Unlike the conventional thin-film-based pixel architecture, imec’s TFT hybrid PPD structure introduces a separate thin-film transistor (TFT) to the design, which acts as a transfer gate and a photogate—in other words, it functions as a middleman. Here, imec’s IGZO technology serves as an effective electron transport layer, as it has higher electron mobility. Also acting as the gate dielectric, it contributes to the performance of the sensor by controlling the flow of charges and enhancing absorption characteristics.
With the new elements strategically placed within the traditional PDD structure, the prototype 4T image sensor showed a low readout noise of 6.1e-, compared to >100e- for the conventional 3T sensor, demonstrating its superior noise performance, imec stated. Because of IGZO’s large bandgap, the TFT hybrid PPD structure also entails lower dark current than traditional CMOS image sensors. This means the image sensor can capture infrared images with less noise, less distortion or interference and more accuracy and detail, according to imec


Figure 1: Top (a) and cross-sectional (b) view of structure of TF-PPD pixels


By using thin-film absorbers, imec’s prototype image sensor can detect at SWIR wavelengths and beyond, imec said. Image sensors operating in the near-infrared range are already used in automotive applications and consumer apps like iPhone Face ID. Going to longer wavelengths, such as SWIR, enables better transmission through OLED displays, which leads to better “hiding” of the components behind the screen and reduction of the “notch.”

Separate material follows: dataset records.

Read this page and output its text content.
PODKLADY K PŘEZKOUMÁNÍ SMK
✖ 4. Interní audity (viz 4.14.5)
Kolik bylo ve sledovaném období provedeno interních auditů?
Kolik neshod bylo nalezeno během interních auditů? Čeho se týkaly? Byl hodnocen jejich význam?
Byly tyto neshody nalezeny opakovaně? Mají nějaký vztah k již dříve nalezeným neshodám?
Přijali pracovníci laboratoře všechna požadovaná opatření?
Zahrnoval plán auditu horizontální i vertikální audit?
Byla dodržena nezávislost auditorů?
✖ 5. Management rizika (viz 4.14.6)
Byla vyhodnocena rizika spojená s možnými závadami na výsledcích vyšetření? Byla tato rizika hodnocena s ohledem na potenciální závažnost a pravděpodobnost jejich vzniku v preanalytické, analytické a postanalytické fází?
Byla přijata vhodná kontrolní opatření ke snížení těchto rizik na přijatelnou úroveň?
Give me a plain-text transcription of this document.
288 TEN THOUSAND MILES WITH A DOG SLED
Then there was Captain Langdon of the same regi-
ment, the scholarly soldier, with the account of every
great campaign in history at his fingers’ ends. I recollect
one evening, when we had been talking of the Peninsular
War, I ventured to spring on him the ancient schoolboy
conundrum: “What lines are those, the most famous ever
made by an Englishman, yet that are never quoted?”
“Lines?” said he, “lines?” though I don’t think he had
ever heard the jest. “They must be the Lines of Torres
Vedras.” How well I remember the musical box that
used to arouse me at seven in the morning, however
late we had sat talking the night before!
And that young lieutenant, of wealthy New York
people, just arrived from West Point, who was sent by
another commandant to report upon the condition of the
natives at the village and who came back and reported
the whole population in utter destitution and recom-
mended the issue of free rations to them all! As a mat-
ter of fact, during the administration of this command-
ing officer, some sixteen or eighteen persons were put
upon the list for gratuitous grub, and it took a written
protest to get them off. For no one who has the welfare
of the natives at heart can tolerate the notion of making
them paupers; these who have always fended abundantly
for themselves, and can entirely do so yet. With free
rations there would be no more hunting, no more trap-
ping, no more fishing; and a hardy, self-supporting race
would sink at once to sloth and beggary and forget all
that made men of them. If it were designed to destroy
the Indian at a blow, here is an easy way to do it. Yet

Malinowski said, “In automotive, going to longer wavelengths can enable better visibility in adverse weather conditions, such as visibility through fog, smoke or clouds, [and achieve] increased contrast of some materials that are hard to distinguish against a dark background—for example, high contrast of textiles against poorly illuminated, shaded places.” Using the thin-film image sensor could make intruder detection and monitoring in dark conditions more effective and cost-efficient. It could also aid in medical imaging, which uses SWIR to study veins, blood flow and tissue properties.


Looking ahead, imec plans to diversify the thin-film photodiodes that can be used in the proposed architecture. The current research has tested for two types of photodiodes: a photodiode sensitive to near-infrared and a QD photodiode sensitive to SWIR.


“Current developments were focused on realizing a proof-of-concept device, with many design and process variations to arrive at a generic module,” Malinowski said. “Further steps include testing the PPD structure with different photodiodes—for example, other OPD and QDPD versions. Furthermore, next-generation devices are planned to focus on a more specific use case, with a custom readout suitable for a particular application.


“SWIR imaging with quantum dots is one of the avenues for further developments and is also a topic with high interest from the imaging community,” Malinowski added. “We are open to collaborations with industrial players to explore and mature this exciting sensor technology.”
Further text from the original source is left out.